In view of our findings it clearly shows that the prevalence of LF in Zanzibar is still high to exceed the set threshold for discontinuation of MDA campaign. Children as young as 5yrs were found infected. It is therefore important to consider continuation of MDA so as to prevent potential disease sequel which might develop.
Study Limitation
This study investigated LF in only 8 shehias (4 in each Island i.e. Unguja and Pemba), the situation which doesn’t provide the true reflection of the prevalence of LF in Zanzibar.
Declaration
Ethics statement
The ethical approval was obtained from the Zanzibar Medical Research and Ethics Committee (ZAMREC, reference no.
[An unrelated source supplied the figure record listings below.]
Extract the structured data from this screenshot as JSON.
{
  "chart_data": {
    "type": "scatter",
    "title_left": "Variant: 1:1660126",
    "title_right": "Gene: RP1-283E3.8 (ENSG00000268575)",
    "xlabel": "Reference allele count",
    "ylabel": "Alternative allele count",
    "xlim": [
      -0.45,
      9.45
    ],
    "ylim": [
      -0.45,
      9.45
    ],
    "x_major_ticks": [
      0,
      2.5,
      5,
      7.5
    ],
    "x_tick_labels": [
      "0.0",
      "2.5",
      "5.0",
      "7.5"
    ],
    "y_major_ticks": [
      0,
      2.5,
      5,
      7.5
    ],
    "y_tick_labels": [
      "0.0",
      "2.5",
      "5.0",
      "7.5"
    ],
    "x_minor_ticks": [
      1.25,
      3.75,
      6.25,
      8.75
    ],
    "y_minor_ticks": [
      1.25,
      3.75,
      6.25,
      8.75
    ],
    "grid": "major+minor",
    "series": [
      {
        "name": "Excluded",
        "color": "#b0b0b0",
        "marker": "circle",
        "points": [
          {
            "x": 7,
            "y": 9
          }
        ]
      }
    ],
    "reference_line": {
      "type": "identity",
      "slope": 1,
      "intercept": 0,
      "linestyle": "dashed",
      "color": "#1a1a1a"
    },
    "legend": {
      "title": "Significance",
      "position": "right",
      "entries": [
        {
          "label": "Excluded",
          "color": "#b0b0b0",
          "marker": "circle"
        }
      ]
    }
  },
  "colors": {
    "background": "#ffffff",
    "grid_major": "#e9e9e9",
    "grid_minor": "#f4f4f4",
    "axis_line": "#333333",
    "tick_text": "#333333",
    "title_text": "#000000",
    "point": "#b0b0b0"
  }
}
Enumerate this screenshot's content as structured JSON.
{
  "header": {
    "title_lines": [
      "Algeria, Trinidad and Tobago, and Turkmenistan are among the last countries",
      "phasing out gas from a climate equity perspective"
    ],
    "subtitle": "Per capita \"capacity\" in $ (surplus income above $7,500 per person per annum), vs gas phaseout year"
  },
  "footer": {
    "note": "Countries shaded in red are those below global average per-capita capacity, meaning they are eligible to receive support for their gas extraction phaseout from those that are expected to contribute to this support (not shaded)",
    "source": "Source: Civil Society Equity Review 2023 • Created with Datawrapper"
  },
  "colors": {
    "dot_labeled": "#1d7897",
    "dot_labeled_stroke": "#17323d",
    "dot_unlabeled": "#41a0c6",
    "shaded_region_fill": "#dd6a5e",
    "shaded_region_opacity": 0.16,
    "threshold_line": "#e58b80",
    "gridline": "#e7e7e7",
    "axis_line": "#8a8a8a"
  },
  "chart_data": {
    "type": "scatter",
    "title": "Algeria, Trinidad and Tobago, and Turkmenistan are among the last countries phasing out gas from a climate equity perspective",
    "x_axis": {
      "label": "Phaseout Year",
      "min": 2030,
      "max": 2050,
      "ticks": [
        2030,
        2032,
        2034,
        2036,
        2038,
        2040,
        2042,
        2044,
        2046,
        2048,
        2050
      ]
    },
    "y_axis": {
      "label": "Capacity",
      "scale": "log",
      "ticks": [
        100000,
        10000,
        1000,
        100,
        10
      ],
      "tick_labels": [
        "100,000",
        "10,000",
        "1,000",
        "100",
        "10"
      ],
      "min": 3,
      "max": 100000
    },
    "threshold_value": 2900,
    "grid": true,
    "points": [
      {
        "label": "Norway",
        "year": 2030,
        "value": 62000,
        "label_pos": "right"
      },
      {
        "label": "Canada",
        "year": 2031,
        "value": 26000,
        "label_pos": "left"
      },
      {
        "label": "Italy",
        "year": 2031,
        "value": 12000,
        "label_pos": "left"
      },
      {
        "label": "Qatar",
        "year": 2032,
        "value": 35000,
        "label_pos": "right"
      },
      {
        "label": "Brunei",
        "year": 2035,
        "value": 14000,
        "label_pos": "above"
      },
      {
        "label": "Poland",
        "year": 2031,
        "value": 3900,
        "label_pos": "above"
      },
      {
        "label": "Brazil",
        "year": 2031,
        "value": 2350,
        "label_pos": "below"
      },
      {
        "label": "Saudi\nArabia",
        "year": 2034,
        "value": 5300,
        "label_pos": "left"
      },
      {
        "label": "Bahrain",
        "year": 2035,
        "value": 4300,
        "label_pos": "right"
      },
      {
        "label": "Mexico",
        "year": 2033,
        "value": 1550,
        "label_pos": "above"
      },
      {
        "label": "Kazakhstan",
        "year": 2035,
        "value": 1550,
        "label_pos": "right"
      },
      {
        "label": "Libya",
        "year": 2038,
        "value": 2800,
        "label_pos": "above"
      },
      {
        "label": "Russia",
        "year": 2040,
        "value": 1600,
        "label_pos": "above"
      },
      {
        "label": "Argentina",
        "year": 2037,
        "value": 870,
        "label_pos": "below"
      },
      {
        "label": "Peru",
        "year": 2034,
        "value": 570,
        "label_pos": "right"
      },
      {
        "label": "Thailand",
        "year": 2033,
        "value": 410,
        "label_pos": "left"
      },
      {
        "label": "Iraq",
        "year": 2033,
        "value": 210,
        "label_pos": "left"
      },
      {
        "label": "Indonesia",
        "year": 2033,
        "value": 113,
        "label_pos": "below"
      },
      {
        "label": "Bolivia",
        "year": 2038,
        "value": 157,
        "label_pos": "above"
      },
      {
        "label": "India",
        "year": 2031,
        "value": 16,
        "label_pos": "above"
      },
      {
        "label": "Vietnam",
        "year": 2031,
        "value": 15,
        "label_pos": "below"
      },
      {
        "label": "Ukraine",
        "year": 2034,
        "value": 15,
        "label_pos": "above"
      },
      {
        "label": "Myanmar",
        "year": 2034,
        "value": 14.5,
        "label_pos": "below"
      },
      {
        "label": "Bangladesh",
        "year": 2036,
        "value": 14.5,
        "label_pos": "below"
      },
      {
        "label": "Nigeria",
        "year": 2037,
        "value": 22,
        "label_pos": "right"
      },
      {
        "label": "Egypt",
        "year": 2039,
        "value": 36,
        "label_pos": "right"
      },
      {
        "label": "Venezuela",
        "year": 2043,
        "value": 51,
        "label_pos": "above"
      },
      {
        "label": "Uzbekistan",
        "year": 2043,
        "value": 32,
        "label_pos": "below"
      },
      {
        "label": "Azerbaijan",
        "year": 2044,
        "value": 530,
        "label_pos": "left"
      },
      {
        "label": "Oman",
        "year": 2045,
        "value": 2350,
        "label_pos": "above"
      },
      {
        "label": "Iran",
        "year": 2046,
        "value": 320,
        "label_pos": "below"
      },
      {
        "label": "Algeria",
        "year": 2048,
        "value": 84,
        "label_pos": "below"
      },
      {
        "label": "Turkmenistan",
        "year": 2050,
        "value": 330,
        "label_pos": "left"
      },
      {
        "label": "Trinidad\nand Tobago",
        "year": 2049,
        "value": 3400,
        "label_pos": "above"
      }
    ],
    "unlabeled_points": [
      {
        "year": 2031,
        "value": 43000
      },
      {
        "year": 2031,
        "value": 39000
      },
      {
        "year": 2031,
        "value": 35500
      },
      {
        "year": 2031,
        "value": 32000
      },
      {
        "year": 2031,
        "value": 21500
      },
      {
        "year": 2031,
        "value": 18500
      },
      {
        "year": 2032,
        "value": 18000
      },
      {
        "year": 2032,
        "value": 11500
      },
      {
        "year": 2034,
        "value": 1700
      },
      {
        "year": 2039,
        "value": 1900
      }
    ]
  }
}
ZAMREC 0003/Nov/2018) in Zanzibar, United Republic of Tanzania. The study participants were informed about the study objectives and procedures. It was intended to obtain a written consent from all participants (adults and minors) prior to sample collection but this wasn’t possible due limited time in the field. However, participation was voluntary and participants could withdraw or be withdrawn.
The consent to publish this work was also granted by the ZAMREC.
Conflict of interest
The authors declared no conflict of interest exists.
Funding
This study was funded by the World Health Organisation.